Tym zwycięstwem piłkarze z Szaflar umocnili się na drugim miejsce w ligowej tabeli. 
 
KS Zakopane- Sandecja II Nowy Sącz 4:1 (0:0)
 
Bramki: 1:0 Murzyn 47, 2:0 M. Grela 62, 2:1 Zawiślan, 3:1 Gubała 80, 4:1 Chrobak 85. Sędziował: Konrad Kolak ze Starego Sącza. Widzow 100.
 
Zakopane: Dziedzic (46 Styrczula) – Murzyn, Frasunek, S, Stalmach, Stopka, Leniewicz, Chrobak, Nowobilski (46 Rzadkosz), Hanada (59 Kurnyta), M. Grela 69 (Kasperczyk), Gubała.
 
Sandecja II: Rejtanowicz 946 Ciwiński) – Waruszczak, Nowak, Brudziński, Zawiślan, Potoniec, Nowakowski (46 Ryś), Janczarzyk, Dyląg, Szewczyk (46 Błaszczyk), Krupa.
 
W pierwszej bezbramkowej połowie, warta odnotowania była jedynie sytuacja z 40 min, po której zakopiańczycy powinni prowadzić. M. Grela ograł obrońcę, miał trzy metry do bramki jednak zamiast uderzać próbował jeszcze dogrywać do partnera, i w efekcie jeden z obrońców Sandecji przechwycił futbolówkę.
 
Od początku drugiej odsłony spotkania zakopiańczycy zaatakowali ze zdwojona energią. Wywalczyli kilka rzutów rożnych i z trzecim z nich zdobyli prowadzenie. Do zagrania Leniewicza na bliższy słupek wystartował Murzyn musnął piłkę głową i futbolówka wpadła do dalszego rogu bramki. W 62 minucie dalekie podanie Murzyna ze swego pola karnego trafiło do stojącego przed szesnastką Sandecji Gubały, który głową przedłużył to podanie do wychodzącego na czystą pozycję M. Greli a napastnik Zakopanego pewnie posłał piłkę do siatki w sytuacji sam na sam. W 72 minucie w niegroźnej sytuacji po nieporozumieniu Stopki ze swoim bramkarzem Zawiślan wepchnął piłkę do siatki. Gospodarze jednak szybko otrząsnęli się z tego zdarzenia i w 80 minucie podwyższyli na 3:1. Po rajdzie Kurnyty lewą flanka i jego wycofaniu piłki na szesnastkę do Kasperczyka ten drugi uderzył na bramkę ale piłka otarła się o nogę Gubały i wpadła do bramki. Po kolejnej akcji Kurnyty ten dograł do wbiegającego w pole karne Chrobak, który mimo, ze był atakowany nie dał odebrać sobie piłki i pewnym strzałem pokonał bramkarza Sandecji.
******
 
Dwa mecze, dwie porażki. To bilans drużyn z naszego regionu w czwartkowych meczach przed ostatniej serii spotkań ligi okręgowej. Orkan Raba Wyżna przegrał 1:2 w Pisarzowej z Olimpią, a Orawa Jabłonka uległa aż 1:8 w Słopnicach drużynie Sokoła. Przegrana Orkana sprawiła, że wciąż niepewni awansu do IV ligi są gracze LKS Szaflary, którzy właśnie z Olimpią toczą o to zażarty bój. Wszystko rozstrzygnie, ostatnia sobotnia kolejka. Olimpia Pisarzowa – Orkan Raba Wyżna 2:1 (2:0)
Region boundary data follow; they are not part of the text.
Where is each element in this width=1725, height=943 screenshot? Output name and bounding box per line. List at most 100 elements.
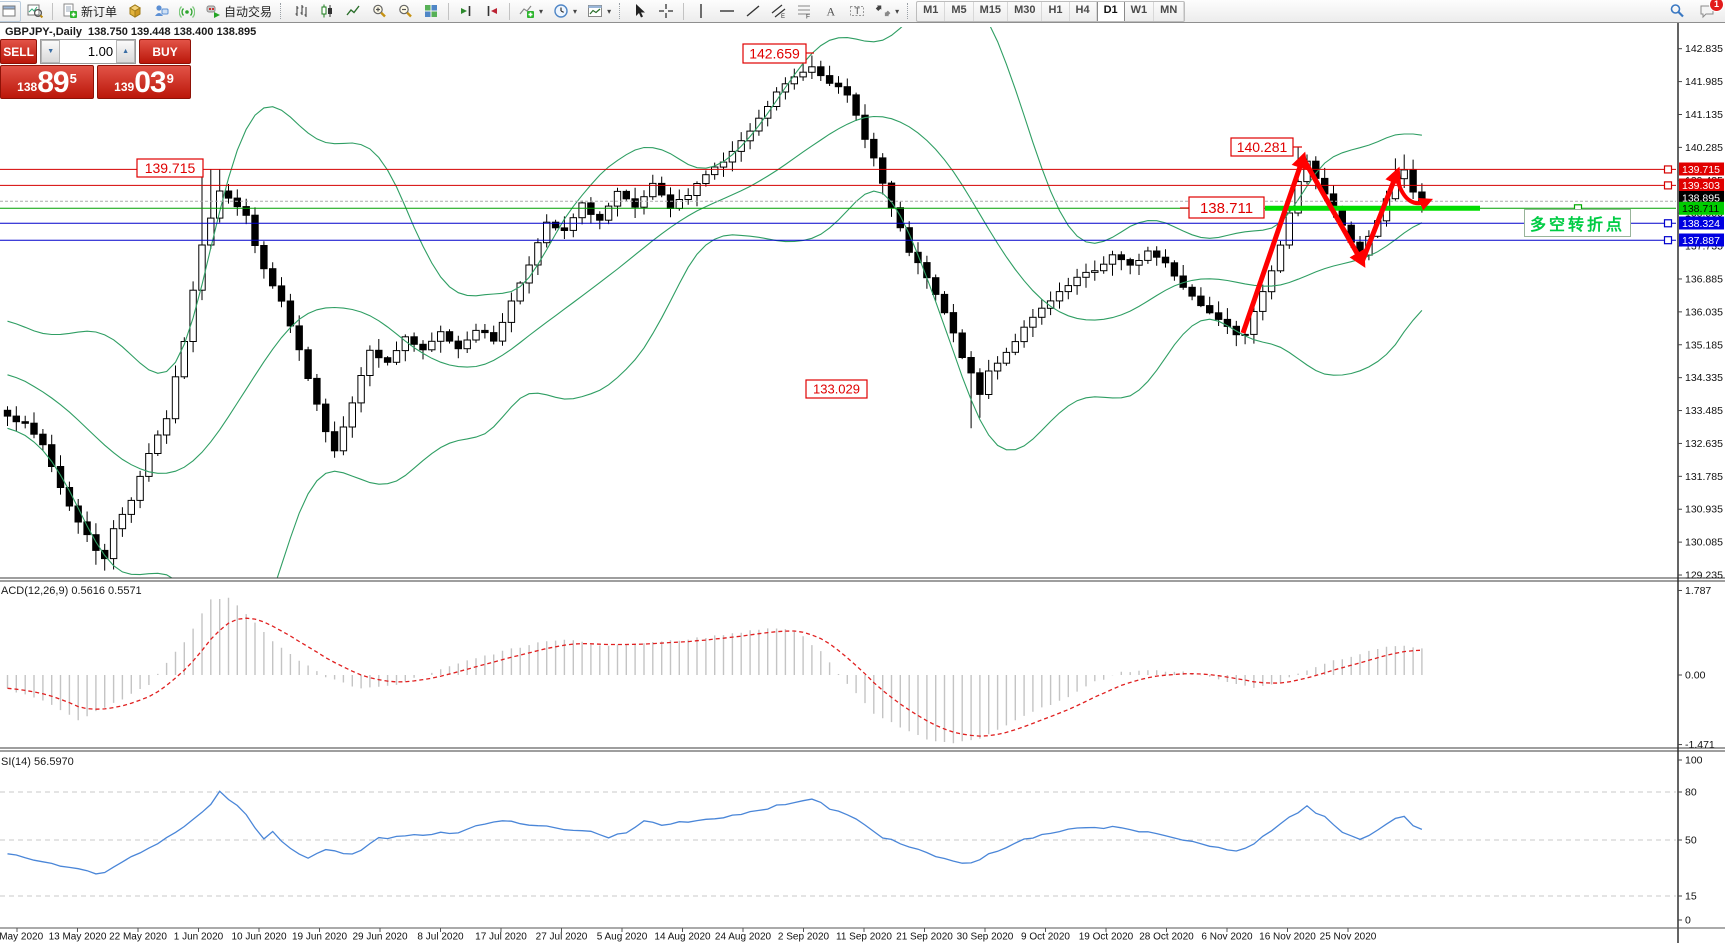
candle: [879, 157, 887, 184]
trendline-tool[interactable]: [741, 1, 765, 22]
chart-window-icon[interactable]: [23, 1, 47, 22]
date-label: 1 Jun 2020: [174, 932, 224, 943]
candle: [171, 376, 180, 420]
svg-text:T: T: [855, 6, 861, 16]
zoom-in-icon[interactable]: [367, 1, 391, 22]
vertical-line-tool[interactable]: [689, 1, 713, 22]
price-callout-box: [805, 379, 868, 399]
candle: [162, 418, 171, 436]
candle: [48, 444, 56, 468]
notifications-chat-icon[interactable]: 1: [1695, 0, 1724, 22]
bar-chart-icon[interactable]: [289, 1, 313, 22]
date-label: 16 Nov 2020: [1259, 932, 1316, 943]
candle: [604, 205, 613, 221]
chevron-down-icon: ▾: [539, 6, 544, 16]
price-tick-label: 140.285: [1685, 142, 1723, 154]
candle: [569, 217, 577, 231]
buy-button[interactable]: BUY: [139, 39, 192, 64]
candle: [366, 349, 374, 376]
candle: [109, 528, 118, 560]
candle: [1161, 256, 1170, 264]
price-callout-text: 142.659: [749, 46, 800, 62]
tf-button-m15[interactable]: M15: [974, 1, 1009, 21]
volume-decrease-button[interactable]: ▼: [41, 40, 61, 63]
sell-price-main: 89: [37, 66, 69, 99]
candle: [498, 321, 507, 342]
line-chart-icon[interactable]: [341, 1, 365, 22]
community-icon[interactable]: [149, 1, 173, 22]
rsi-line: [7, 790, 1423, 875]
fibonacci-tool[interactable]: F: [793, 1, 817, 22]
date-label: 28 Oct 2020: [1139, 932, 1194, 943]
tf-button-w1[interactable]: W1: [1125, 1, 1155, 21]
tf-button-h4[interactable]: H4: [1070, 1, 1097, 21]
one-click-trade-panel: SELL ▼ ▲ BUY 138 89 5 139 03 9: [0, 39, 192, 99]
date-label: 5 Aug 2020: [597, 932, 648, 943]
search-icon[interactable]: [1665, 1, 1689, 22]
templates-button[interactable]: ▾: [583, 1, 615, 22]
annotation-turning-point-text[interactable]: 多空转折点: [1524, 209, 1632, 237]
candle: [1020, 326, 1028, 343]
candle: [1276, 244, 1285, 272]
candle: [1011, 341, 1019, 353]
sell-button[interactable]: SELL: [0, 39, 38, 64]
crosshair-tool[interactable]: [654, 1, 678, 22]
sell-price-display[interactable]: 138 89 5: [0, 65, 94, 99]
market-icon[interactable]: [123, 1, 147, 22]
candle: [1108, 254, 1117, 265]
tf-button-h1[interactable]: H1: [1042, 1, 1070, 21]
autotrading-button[interactable]: 自动交易: [201, 1, 276, 22]
candle: [949, 312, 958, 334]
candle: [154, 434, 162, 454]
macd-tick-label: -1.471: [1685, 739, 1715, 751]
candle: [304, 349, 312, 379]
line-handle: [1663, 219, 1673, 228]
symbol-name: GBPJPY-,Daily: [5, 26, 83, 38]
date-label: 29 Jun 2020: [352, 932, 407, 943]
rsi-tick-label: 0: [1685, 915, 1691, 927]
candle: [330, 431, 339, 452]
notification-badge: 1: [1709, 0, 1724, 12]
chart-shift-icon[interactable]: [480, 1, 504, 22]
date-label: 10 Jun 2020: [231, 932, 286, 943]
volume-input[interactable]: [60, 40, 117, 63]
tf-button-mn[interactable]: MN: [1154, 1, 1185, 21]
tf-button-m30[interactable]: M30: [1008, 1, 1043, 21]
arrows-tool[interactable]: ▾: [871, 1, 903, 22]
tf-button-d1[interactable]: D1: [1096, 1, 1125, 21]
auto-scroll-icon[interactable]: [454, 1, 478, 22]
volume-increase-button[interactable]: ▲: [116, 40, 136, 63]
tf-button-m1[interactable]: M1: [917, 1, 946, 21]
chevron-down-icon: ▾: [573, 6, 578, 16]
macd-values: 0.5616 0.5571: [71, 585, 142, 597]
candle: [286, 300, 295, 327]
periods-button[interactable]: ▾: [549, 1, 581, 22]
buy-price-display[interactable]: 139 03 9: [97, 65, 191, 99]
date-label: 6 Nov 2020: [1201, 932, 1253, 943]
tf-button-m5[interactable]: M5: [945, 1, 974, 21]
candlestick-chart-icon[interactable]: [315, 1, 339, 22]
text-tool[interactable]: A: [819, 1, 843, 22]
candle: [808, 66, 816, 73]
candle: [1038, 307, 1046, 318]
candle: [843, 86, 851, 96]
candle: [410, 336, 418, 345]
horizontal-line-tool[interactable]: [715, 1, 739, 22]
signals-icon[interactable]: [175, 1, 199, 22]
new-order-button[interactable]: 新订单: [58, 1, 121, 22]
cursor-tool[interactable]: [628, 1, 652, 22]
text-label-tool[interactable]: T: [845, 1, 869, 22]
candle: [1073, 276, 1081, 287]
candle: [322, 403, 330, 433]
candle: [1170, 262, 1179, 277]
zoom-out-icon[interactable]: [393, 1, 417, 22]
tile-windows-icon[interactable]: [419, 1, 443, 22]
channel-tool[interactable]: E: [767, 1, 791, 22]
window-icon[interactable]: [0, 0, 21, 22]
rsi-values: 56.5970: [34, 756, 74, 768]
indicators-button[interactable]: ▾: [515, 1, 547, 22]
price-tick-label: 141.985: [1685, 76, 1723, 88]
chevron-down-icon: ▾: [607, 6, 612, 16]
candle: [216, 190, 224, 219]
Bramka dla Orkana: Możdżeń 56.
Orkan: Szklarz – Świder, Możdżeń, Lenart (46 D. Traczyk), K. Traczyk – Pluta, Kasiniak (46 Kasprzak), Skawski (80 Dziechciowski), Skwarek, Gromczak – T. Rapta.
Orkan stracił pierwszego gola już w 2 minucie. Obrońcy pozostawili zbyt wiele miejsca jednemu z zawodników gospodarzy, a ten przymierzył z dystansu w samo „okienko”. Po chwili od utraty drugiej bramki rabian uratowała poprzeczka. Mniej więcej od 20 minuty inicjatywę zaczął przejmować Orkan i efektem tego były dwie sytuacje bramkowe. Obie jednak niewykorzystane. Najpierw po podaniu Możdżenia, Gromczak będąc w dobrej pozycji uderzył nad bramką, a po chwili T. Rapta z 5 metrów trafił wprost w bramkarza. Sekundy przed końcem pierwszej połowy Orkan nadział się na kontrę Olimpii i stracił drugiego gola.

Po przerwie, w 56 min rabianie złapali kontakt. Z rzutu wolnego w pole karne gospodarzy dośrodkował Skwarek, a piłkę głową do bramki skierował Możdżeń. W 65 min Możdżeń był bliski drugiego gola, ale tym razem – uderzając z 30 metra – trafił w słupek.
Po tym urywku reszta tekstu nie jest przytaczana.